Tennessee’s attorney general has decided not to continue enforcing two pro-life measures in the state, due to their similarity to pro-life laws in Texas, which were struck down 5-3 by the Supreme Court of the United States in June 2016.
According to ABC News, one requirement was that abortionists obtain hospital admitting privileges, and the other required abortion clinics to meet ambulatory surgical center health and safety standards.
Three abortion centers brought lawsuits against the requirements, reports ABC News: Bristol Regional Women’s Center, The Women’s Center in Nashville and the Memphis Center for Reproductive Health. The state announced this week that another reason it has chosen not to enforce the laws is “to avoid the expense and utilization of resources on continued litigation.”

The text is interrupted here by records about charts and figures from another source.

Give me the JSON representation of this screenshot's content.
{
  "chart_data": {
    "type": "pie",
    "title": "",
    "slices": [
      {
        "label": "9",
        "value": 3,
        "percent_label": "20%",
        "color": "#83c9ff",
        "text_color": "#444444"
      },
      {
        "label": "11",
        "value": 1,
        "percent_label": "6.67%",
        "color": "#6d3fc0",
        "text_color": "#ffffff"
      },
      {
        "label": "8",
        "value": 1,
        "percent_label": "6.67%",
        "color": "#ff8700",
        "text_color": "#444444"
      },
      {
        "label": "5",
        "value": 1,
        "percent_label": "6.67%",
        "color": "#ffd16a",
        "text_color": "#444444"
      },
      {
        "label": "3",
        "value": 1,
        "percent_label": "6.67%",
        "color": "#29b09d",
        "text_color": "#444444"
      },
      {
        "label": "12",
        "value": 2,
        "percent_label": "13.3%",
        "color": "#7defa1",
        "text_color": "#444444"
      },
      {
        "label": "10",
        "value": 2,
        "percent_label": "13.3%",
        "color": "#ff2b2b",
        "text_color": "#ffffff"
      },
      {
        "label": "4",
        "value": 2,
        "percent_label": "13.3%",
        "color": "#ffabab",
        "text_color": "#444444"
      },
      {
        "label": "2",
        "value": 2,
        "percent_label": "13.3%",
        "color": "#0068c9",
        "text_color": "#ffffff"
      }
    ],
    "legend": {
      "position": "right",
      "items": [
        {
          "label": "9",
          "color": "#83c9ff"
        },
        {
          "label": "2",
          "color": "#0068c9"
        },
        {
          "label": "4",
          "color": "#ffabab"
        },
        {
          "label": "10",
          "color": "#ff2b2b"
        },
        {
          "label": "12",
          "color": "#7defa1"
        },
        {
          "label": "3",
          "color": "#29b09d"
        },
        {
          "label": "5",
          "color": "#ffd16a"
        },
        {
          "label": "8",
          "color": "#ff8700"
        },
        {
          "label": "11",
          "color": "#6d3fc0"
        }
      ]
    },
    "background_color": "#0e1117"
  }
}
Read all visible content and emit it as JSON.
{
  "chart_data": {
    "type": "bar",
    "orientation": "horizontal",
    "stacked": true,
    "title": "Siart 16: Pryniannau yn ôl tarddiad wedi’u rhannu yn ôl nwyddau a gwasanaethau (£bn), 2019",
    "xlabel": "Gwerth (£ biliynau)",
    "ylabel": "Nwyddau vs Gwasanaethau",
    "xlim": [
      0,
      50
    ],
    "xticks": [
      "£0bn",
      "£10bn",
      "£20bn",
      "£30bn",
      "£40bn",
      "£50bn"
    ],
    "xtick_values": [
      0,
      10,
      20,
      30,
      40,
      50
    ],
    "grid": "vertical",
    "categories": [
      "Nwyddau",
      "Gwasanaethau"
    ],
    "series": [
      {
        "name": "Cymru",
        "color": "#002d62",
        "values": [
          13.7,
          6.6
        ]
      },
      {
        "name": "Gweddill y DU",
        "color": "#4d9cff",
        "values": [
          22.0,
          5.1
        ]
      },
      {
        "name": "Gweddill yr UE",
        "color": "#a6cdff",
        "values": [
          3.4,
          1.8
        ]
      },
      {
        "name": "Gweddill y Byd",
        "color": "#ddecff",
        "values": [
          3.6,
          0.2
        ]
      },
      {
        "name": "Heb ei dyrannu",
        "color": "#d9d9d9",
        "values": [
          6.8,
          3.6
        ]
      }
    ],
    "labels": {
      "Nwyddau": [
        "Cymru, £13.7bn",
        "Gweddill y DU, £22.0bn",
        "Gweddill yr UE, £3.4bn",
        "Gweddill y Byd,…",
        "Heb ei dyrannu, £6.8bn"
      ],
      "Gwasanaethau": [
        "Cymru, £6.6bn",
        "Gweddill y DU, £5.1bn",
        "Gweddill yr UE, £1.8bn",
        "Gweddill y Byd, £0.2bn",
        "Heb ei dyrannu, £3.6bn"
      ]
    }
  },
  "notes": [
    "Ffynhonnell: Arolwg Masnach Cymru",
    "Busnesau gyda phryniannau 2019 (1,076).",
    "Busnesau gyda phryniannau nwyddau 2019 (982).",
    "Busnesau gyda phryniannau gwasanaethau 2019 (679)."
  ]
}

The Tennesseean notes that while the abortion facilities’ lawsuit “also includes a challenge to a 2015 requirement for women obtaining an abortion to undergo a 48-hour waiting period after obtaining counseling on the procedure,” the state will continue in its efforts to enforce this regulation.
When the Supreme Court decided in favor of Whole Woman’s Health in Whole Woman’s Health v. Hellerstedt last summer, the majority sided with an abortion conglomerate which has a long and disturbing history of health and safety violations, further putting women’s health at risk at substandard, noncompliant abortion facilities for the sake of preserving abortion access.